A médio prazo, a confraternização entre indígenas e jovens urbanos pode abrir as portas a novas relações entre setores chave para o desenvolvimento de práticas emancipatórias no país.

Já em um Chile dominado pela Convenção Constituinte que está redigindo uma nova Constituição para substituir a herdada pela ditadura de Pinochet, o povo mapuche segue sendo o mais ativo, já que não se deixou desgastar pelos processos eleitorais.

Uma amostra disso é que na região de Temuco, epicentro do movimento, a tomada de terras levou o governo de Sebastián Piñera a decretar a ocupação militar de Wall Mapu (território mapuche), tentando desse modo conter a luta pela recuperação de espaços históricos. Para termos uma ideia da magnitude do movimento, vale dizer que entre janeiro e abril de 2020 houve 34 recuperações de terras pelas comunidades, mas nos mesmos meses de 2021 a cifra mais que triplicou para 135 retomadas.

No outro extremo do continente, os povos originários e camponeses do México seguem lutando contra as grandes obras de infraestrutura. Os mayas se opõem ao Trem Maya, e um amplo movimento do istmo de Oaxaca busca frear as obras do Corredor Interoceânico e, em todos os rincões do país, grupos e coletivos se mobilizam contra o modelo de morte em que se transformou o capital atual.

Devemos destacar que em plena pandemia o EZLN tomou a iniciativa que chamou de Gira pela Vida, com a qual recorreu as resistências da Europa durante os meses de setembro a dezembro. Sustento que esta turnê representa uma virada na solidariedade internacional e no modo em que se relacionam os movimentos.

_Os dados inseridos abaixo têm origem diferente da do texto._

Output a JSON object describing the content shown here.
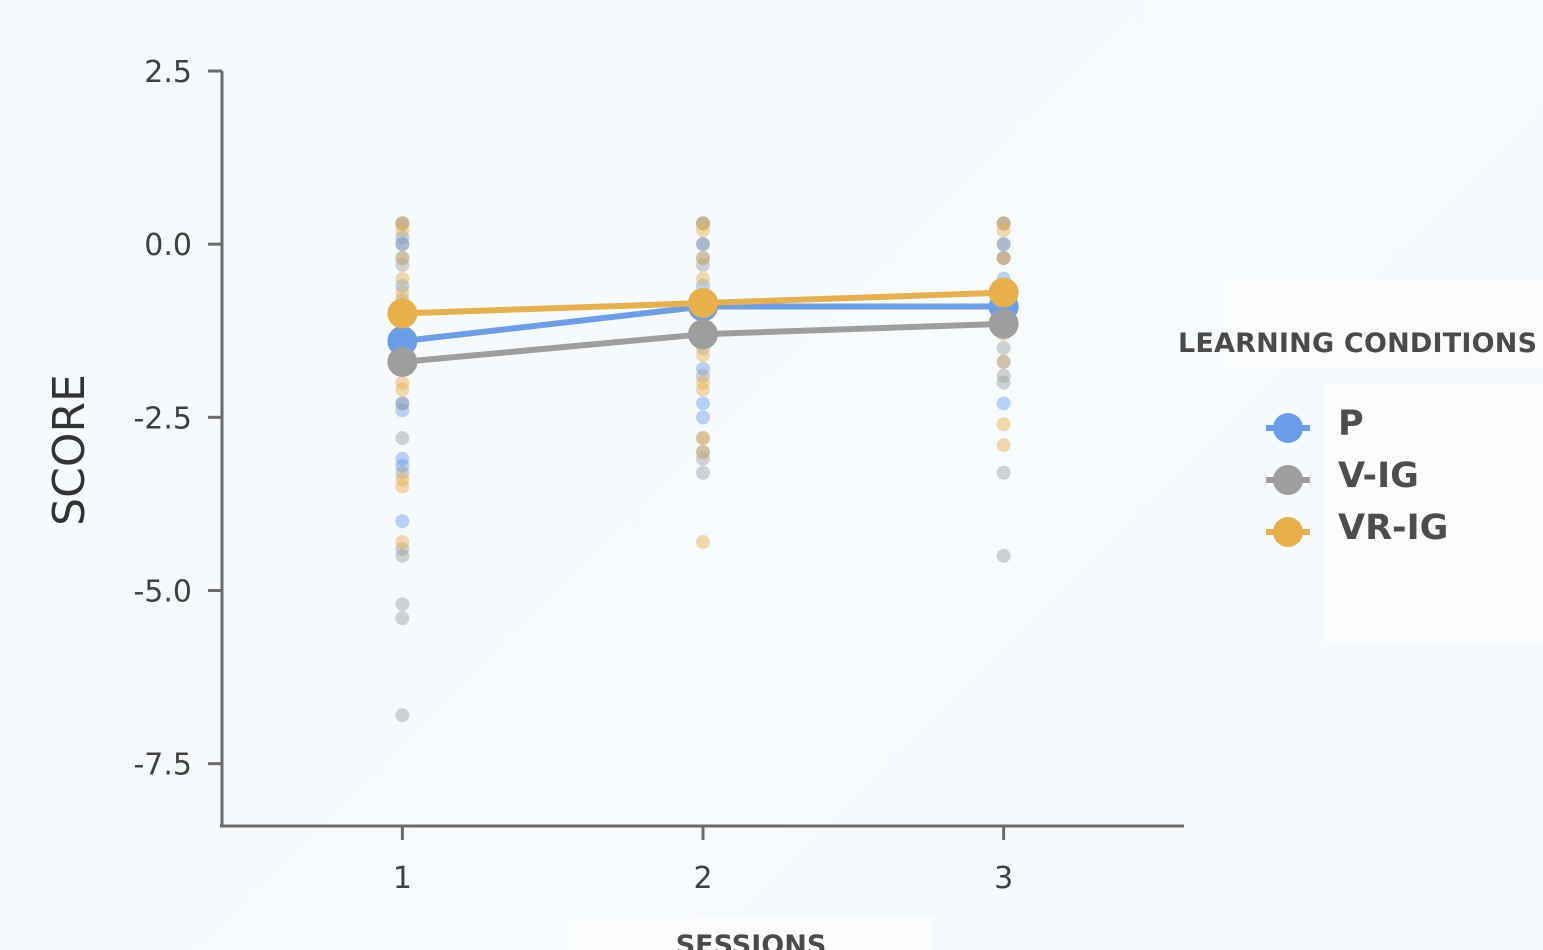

Estamos acostumados a grandes encontros, como faziam das quatro internacionais até espaços recentes como o Foro de São Paulo e outros, protagonizados por homens brancos e educados, dirigentes de partidos e movimentos, em hotéis de luxo ou em ginásios poliesportivos e universidades.

 A gira zapatista envolveu, por outro lado, quase 300 pessoas, em sua maioria mulheres indígenas, jovens e crianças, que foram convidados por mais de mil coletivos europeus que arcaram com os gastos da gira organizando atividades autônomas como festas e rifas. Em grupos de quatro ou cinco pessoas, mantiveram centros de reuniões nas quais se escutaram uns aos outros, sem meios de comunicação, sem fotos para redes sociais, apenas para abraçarem-se entre as e os de abaixo [‘las y los de abajo’, ou seja, das bases da sociedade].

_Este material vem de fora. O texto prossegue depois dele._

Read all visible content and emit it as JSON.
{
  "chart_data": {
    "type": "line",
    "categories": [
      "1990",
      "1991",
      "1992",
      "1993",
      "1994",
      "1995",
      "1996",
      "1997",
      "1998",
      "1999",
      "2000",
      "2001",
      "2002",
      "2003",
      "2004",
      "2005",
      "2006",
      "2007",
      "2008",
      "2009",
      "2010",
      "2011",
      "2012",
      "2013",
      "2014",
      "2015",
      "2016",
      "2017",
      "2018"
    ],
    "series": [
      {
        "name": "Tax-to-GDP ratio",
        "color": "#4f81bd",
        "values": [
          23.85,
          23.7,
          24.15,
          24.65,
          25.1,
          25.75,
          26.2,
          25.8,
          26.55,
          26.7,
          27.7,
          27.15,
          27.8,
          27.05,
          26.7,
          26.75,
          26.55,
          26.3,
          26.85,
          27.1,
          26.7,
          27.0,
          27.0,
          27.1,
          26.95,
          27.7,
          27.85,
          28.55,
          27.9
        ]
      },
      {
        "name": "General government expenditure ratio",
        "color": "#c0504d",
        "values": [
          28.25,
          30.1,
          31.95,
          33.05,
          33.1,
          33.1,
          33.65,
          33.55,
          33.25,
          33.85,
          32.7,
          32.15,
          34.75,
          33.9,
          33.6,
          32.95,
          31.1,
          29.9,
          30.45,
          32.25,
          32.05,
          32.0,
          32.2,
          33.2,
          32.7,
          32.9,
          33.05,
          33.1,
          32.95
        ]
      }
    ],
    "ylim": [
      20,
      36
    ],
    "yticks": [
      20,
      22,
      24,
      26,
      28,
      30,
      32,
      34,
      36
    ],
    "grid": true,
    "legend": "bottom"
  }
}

Nossa rápida passagem pelo continente podia terminar em dezembro na província argentina de Chubut, onde o parlamento local aprovou a mineração predatória contra os interesses da sua população. Uma enorme pueblada (insurreição) que chegou a incendiar a casa de governo de Rawson, a capital da província, durou quase uma semana e conseguiu que o governador kirchnerista tivesse que anular o aprovado pelo parlamento para acalmar o povo.

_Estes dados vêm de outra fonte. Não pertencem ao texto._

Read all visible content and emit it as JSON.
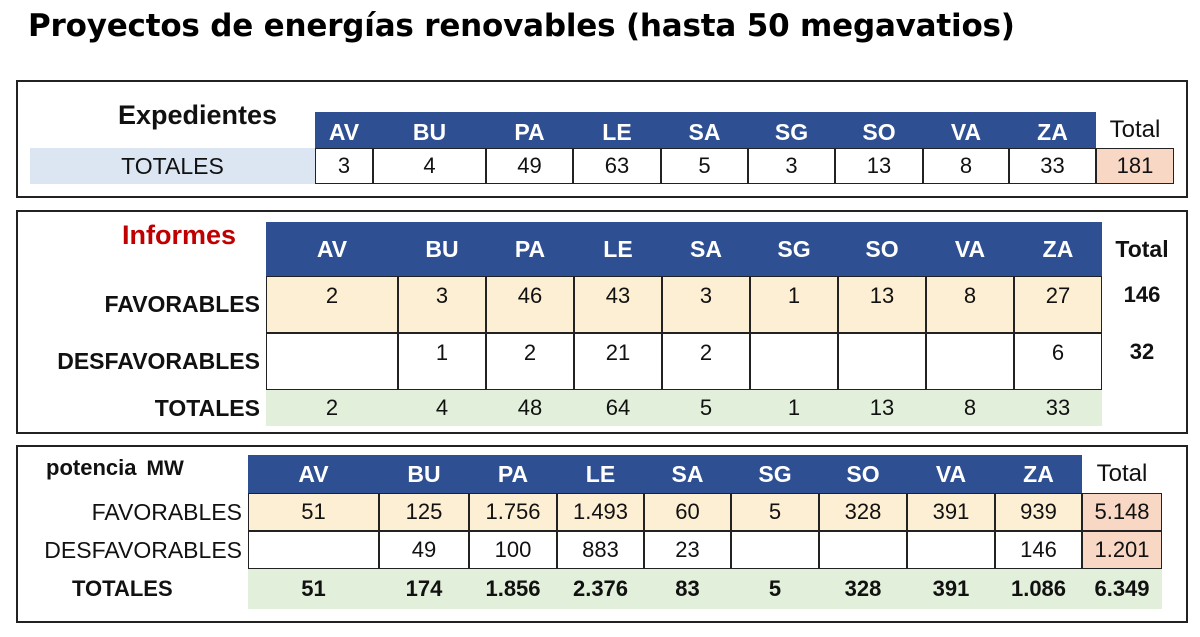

O ocorrido em Chubut, somado a grandes mobilizações contra o acordo que o governo que Alberto Fernandez está por assinar com o FMI faz pensar que os progressistas argentinos – cada vez mais ‘endireitados’ – estão encontrando limites a sua pobre gestão do modelo extrativista de acumulação por roubo.

Em síntese, foi um ano de lutas importantes em todos os países. Os povos vão se sobrepondo aos estragos da pandemia e dos governos que, à direita ou à esquerda, aproveitam-se da crise para aprofundar o modelo.

Tudo indica que 2022 será um ano decisivo. Desde junho de 2013 no Brasil, ou de datas semelhantes em outros países, marcadas pela presença nas ruas, nenhum governo tem estabilidade. A governabilidade neoliberal está esfumaçando diante das lutas dos povos. O modelo é cada vez resistido e, pouco a pouco, os povos vão criando o novo. Como um exemplo disso e para encerrar esse artigo, conhecemos esse ano a criação do Governo Territorial Autônomo Awajún, no norte do Peru, herdeiro do “Baguazo” de 2019.


Raul Zibechi é jornalista e analista político uruguaio.
Traduzido por Raphael Sanz, para o Correio da Cidadania.